Two New Skyline Drivers, but Not New to Trucking

Billy Beeler

Billy Beeler

Billy Beeler

When we sat down with Billy Beeler, he was fresh off of an animal rescue. “A neighbor had recently passed away and the man’s children didn’t know he had a dog. My wife found “Buster” and he was extremely malnourished. We went through the proper channels and now we have 4 dogs. I’m an animal lover.”

Billy was born and raised in Knoxville and has always known about Skyline. “My grandfather was in the trucking business and I had always thought that one day I’d drive for Skyline. Now, here I am.”

In the 1980’s, Billy drove over the road and was based out of Kansas. After that, he managed a transmission shop for 18 years here in Knoxville. Billy decided to go back over the road for the relaxation that he finds while driving. We asked him what has changed about the industry since he last drove.

“There is a lot more truck traffic out there and no more good, old-fashioned truck stop diners. But, it’s a lot safer now. Drivers are a lot more safety conscious and the industry has come a long way, as far as safety regulations, specifically hours of service and e-logs.”

Billy and Rick

Billy gets his keys

When he’s not driving, this father of six likes to ride his Harley with his wife and spend time with his family. “I have twin girls but the two oldest, who were born on the same day but a year apart, look more like twins than the twins.”

Billy says he’s pretty much a perfectionist – personally and professionally. “I’m picky about everything and I want to do things the right way. I’m satisfied knowing that things are done safely and there’s no chance of anyone getting injured.”

Billy is happy to be back behind the wheel again. “Skyline is an excellent company.
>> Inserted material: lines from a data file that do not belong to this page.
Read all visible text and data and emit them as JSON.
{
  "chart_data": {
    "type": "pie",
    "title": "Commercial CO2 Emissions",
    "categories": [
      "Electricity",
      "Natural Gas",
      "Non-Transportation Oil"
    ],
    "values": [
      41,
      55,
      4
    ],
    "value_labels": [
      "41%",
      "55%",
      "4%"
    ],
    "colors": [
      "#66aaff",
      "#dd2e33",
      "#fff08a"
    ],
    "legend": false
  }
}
I love the family atmosphere, the equipment is great and being home every weekend is a plus.”

 

Richard Allen

Richard Allen

Richard Allen

Richard Allen was born and raised in Atlanta, GA but moved to Tampa, FL in 1999. “My parents retired and moved down there. I wanted my kids to enjoy their grandparents so we moved too.”
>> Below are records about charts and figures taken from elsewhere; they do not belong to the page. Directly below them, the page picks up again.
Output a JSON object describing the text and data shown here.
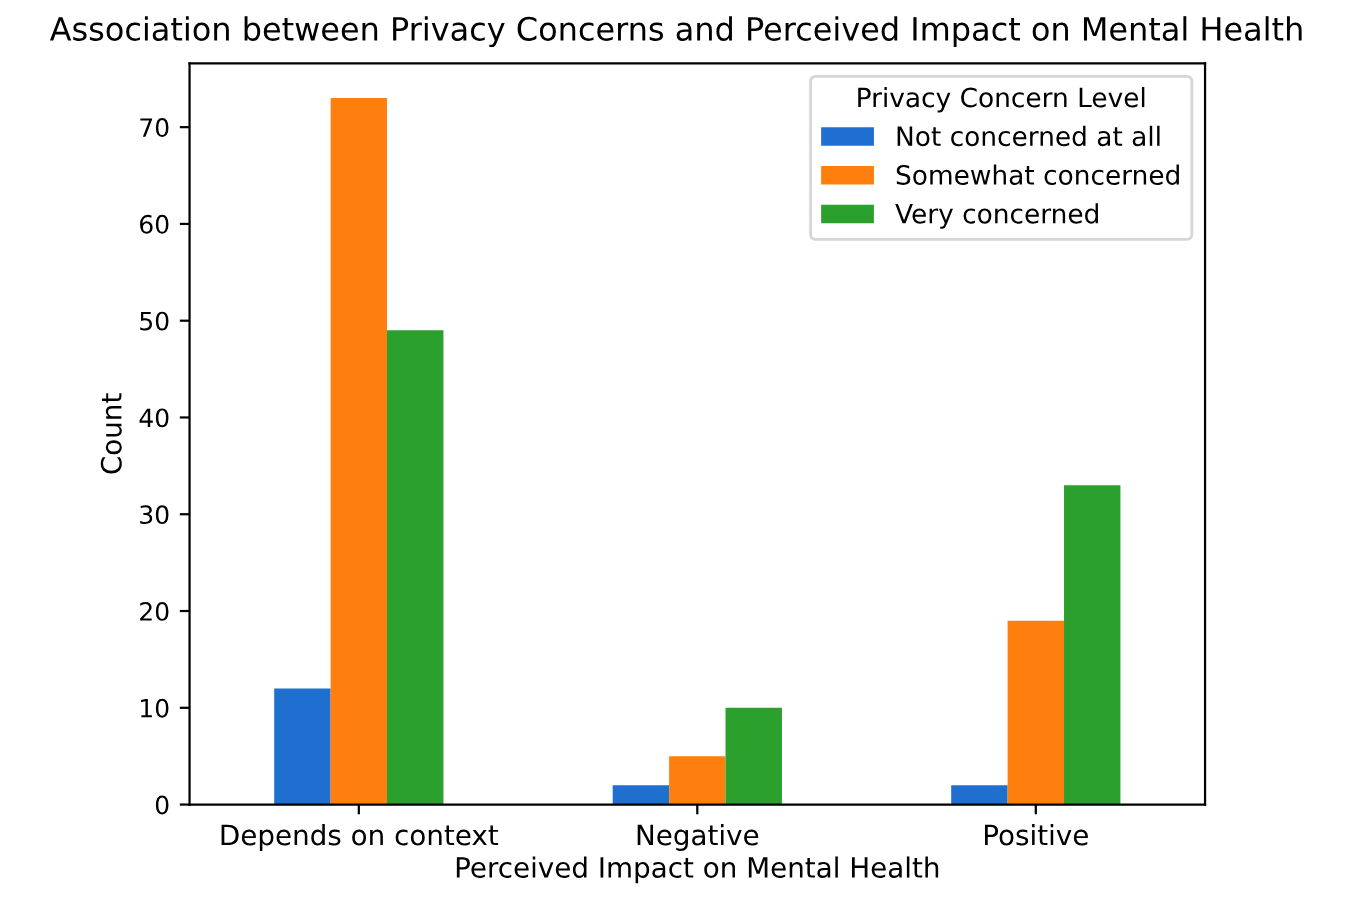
{
  "chart_data": {
    "type": "bar",
    "title": "Association between Privacy Concerns and Perceived Impact on Mental Health",
    "xlabel": "Perceived Impact on Mental Health",
    "ylabel": "Count",
    "legend_title": "Privacy Concern Level",
    "categories": [
      "Depends on context",
      "Negative",
      "Positive"
    ],
    "series": [
      {
        "name": "Not concerned at all",
        "color": "#1f6fd0",
        "values": [
          12,
          2,
          2
        ]
      },
      {
        "name": "Somewhat concerned",
        "color": "#ff7f0e",
        "values": [
          73,
          5,
          19
        ]
      },
      {
        "name": "Very concerned",
        "color": "#2ca02c",
        "values": [
          49,
          10,
          33
        ]
      }
    ],
    "ylim": [
      0,
      76.6
    ],
    "yticks": [
      0,
      10,
      20,
      30,
      40,
      50,
      60,
      70
    ],
    "legend": "top right",
    "grid": false
  }
}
A dinner date led Richard to trucking. “I was meeting my brother in law at a TA truck stop for dinner. He texted me to meet him out in the truck yard. I saw him getting out of his truck while another driver was backing into this tight space right beside him. It amazed me and I thought ‘I’d like to try to do that’.”
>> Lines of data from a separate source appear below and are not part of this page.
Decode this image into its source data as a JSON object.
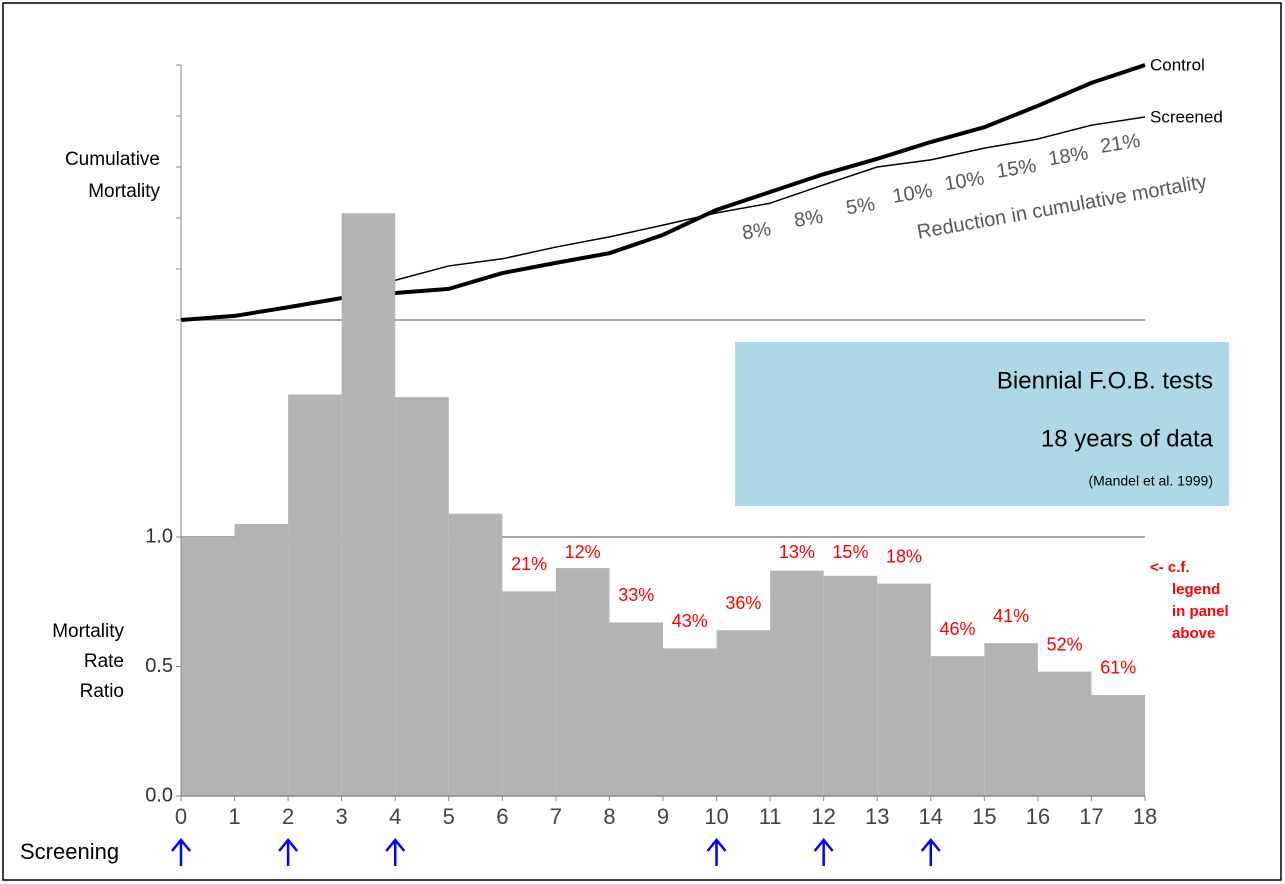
{
  "chart_data": [
    {
      "type": "line",
      "ylabel": [
        "Cumulative",
        "Mortality"
      ],
      "x": [
        0,
        1,
        2,
        3,
        4,
        5,
        6,
        7,
        8,
        9,
        10,
        11,
        12,
        13,
        14,
        15,
        16,
        17,
        18
      ],
      "xlim": [
        0,
        18
      ],
      "ylim": [
        0,
        5
      ],
      "yticks": [
        0,
        1,
        2,
        3,
        4,
        5
      ],
      "series": [
        {
          "name": "Control",
          "color": "#000000",
          "values": [
            0,
            0.08,
            0.25,
            0.43,
            0.53,
            0.61,
            0.92,
            1.12,
            1.31,
            1.67,
            2.16,
            2.51,
            2.86,
            3.16,
            3.49,
            3.78,
            4.2,
            4.65,
            5.0
          ]
        },
        {
          "name": "Screened",
          "color": "#000000",
          "values": [
            0,
            0.08,
            0.25,
            0.45,
            0.78,
            1.06,
            1.2,
            1.43,
            1.63,
            1.86,
            2.1,
            2.29,
            2.65,
            3.0,
            3.14,
            3.37,
            3.55,
            3.82,
            3.98
          ]
        }
      ],
      "reduction": {
        "values": [
          8,
          8,
          5,
          10,
          10,
          15,
          18,
          21
        ],
        "value_labels": [
          "8%",
          "8%",
          "5%",
          "10%",
          "10%",
          "15%",
          "18%",
          "21%"
        ],
        "color": "#595959"
      },
      "annotation": "Reduction in cumulative mortality"
    },
    {
      "type": "histogram",
      "ylabel": [
        "Mortality",
        "Rate",
        "Ratio"
      ],
      "bins": [
        0,
        1,
        2,
        3,
        4,
        5,
        6,
        7,
        8,
        9,
        10,
        11,
        12,
        13,
        14,
        15,
        16,
        17,
        18
      ],
      "values": [
        1.0,
        1.05,
        1.55,
        2.25,
        1.54,
        1.09,
        0.79,
        0.88,
        0.67,
        0.57,
        0.64,
        0.87,
        0.85,
        0.82,
        0.54,
        0.59,
        0.48,
        0.39
      ],
      "color": "#b3b3b3",
      "xlim": [
        0,
        18
      ],
      "xticks": [
        0,
        1,
        2,
        3,
        4,
        5,
        6,
        7,
        8,
        9,
        10,
        11,
        12,
        13,
        14,
        15,
        16,
        17,
        18
      ],
      "ylim": [
        0,
        2.3
      ],
      "yticks": [
        {
          "value": 0,
          "label": "0.0"
        },
        0.5,
        {
          "value": 1,
          "label": "1.0"
        }
      ],
      "reference_line": 1,
      "reduction": {
        "values": [
          21,
          12,
          33,
          43,
          36,
          13,
          15,
          18,
          46,
          41,
          52,
          61
        ],
        "value_labels": [
          "21%",
          "12%",
          "33%",
          "43%",
          "36%",
          "13%",
          "15%",
          "18%",
          "46%",
          "41%",
          "52%",
          "61%"
        ],
        "color": "#ff0000"
      },
      "note": [
        "<- c.f.",
        "legend",
        "in panel",
        "above"
      ],
      "screening_label": "Screening",
      "screening_years": [
        0,
        2,
        4,
        10,
        12,
        14
      ],
      "screening_color": "#0000ff"
    }
  ],
  "info_box": {
    "title": "Biennial F.O.B. tests",
    "subtitle": "18 years of data",
    "citation": "(Mandel et al. 1999)"
  }
}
His brother in law started talking to Richard about trucking. “He encouraged me to get my CDL and said I’d make more money than what I was currently making. I thought about it and decided to go for it.”

Richard went to a Roadmaster driving school in Tampa in 2005, and started driving with Covenant Transport in Chattanooga. He drove locally in Florida for nine and a half years and then went back over the road. “My mom got sick so I went back to working locally so I could help her. She was managing two homes – one in FL and one in TN. My wife and I had planned to retire in Tennessee so we sold our houses and made the move up here to Knoxville.”

Richard had been working as an operations manager at a security company for the last two years when he decided to get back into trucking. “My daughter actually heard an ad for Skyline and told me about it. I started reading up on Skyline, liked what they offered and thought it would be a good home base – only 8 miles from my house.”

When he’s not driving, Richard likes working around the house, going to the movies and spending time with his grandkids. “I have six grandkids and they keep us busy.”

Richard and Rick

Richard gets his keys

Richard chose driving to provide a good life for his family and likes the stability it has offered. “It’s a great career with a good income level. You are your own boss and its rock solid and recession free.”

It’s been a week and Richard says he really likes the family atmosphere at Skyline. “You’re treated like a person, not a number. You have access to the office staff and the owner of the company, and everyone actually knows you by name, that’s what I like. You’re not a tractor number.”